No Brasil, os números são mais modestos, assim como tudo que envolve o nosso mercado editorial. Os quatro livros anteriores alcançaram juntos a marca de 1,5 milhão de exemplares vendidos, colocando o bruxinho na lista de recordes em terras brazucas. Harry Potter e a Ordem da Fênix teve uma tiragem de best seller – 300 mil exemplares.
Os originais foram traduzidos em 61 línguas e vendidos em 200 países, segundo levantamento da revista Time. Há versões até em grego antigo e latim – esta com o título Harrius Potter et Philosophi Lápis, lançada em julho de 2003. A tradução latina do primeiro livro da série pode ser comprada pelo site Amazon.com.

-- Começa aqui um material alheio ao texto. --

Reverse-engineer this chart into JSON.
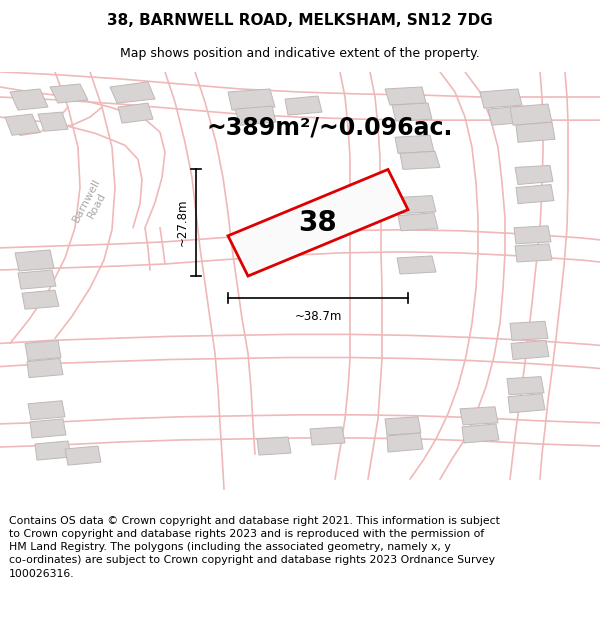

Só para matar a curiosidade, o primeiro capítulo se chama “Puer qui Vixit” e começa assim: “Dominus et Domina Dursley, qui vivebanti in aedibus Gestationis Ligustrorum numero quattuor signatis...” Para ler e impresionar os amigos, lembre-se: em latim, a letra V tem som de “U” e o X, som de “KS”, como em táxi.
No embalo do lançamento de Harry Potter e o Prisioneiro de Azkaban (em junho de 2004) a revista “Mundo Estranho” lançou uma série de “revistas de bolso” (formato americano; 17 x 26 cm).
Intitulada 100 Respostas, a revista prometia findar com todas as cem mais intrigantes perguntas sobre o mundo criado por J.K. Rowling.
Eu sei que isso já foi há muito tempo, mas, é ótimo para quem quer testar os seus conhecimentos, ou mesmo como manual sobre o mundo mágico.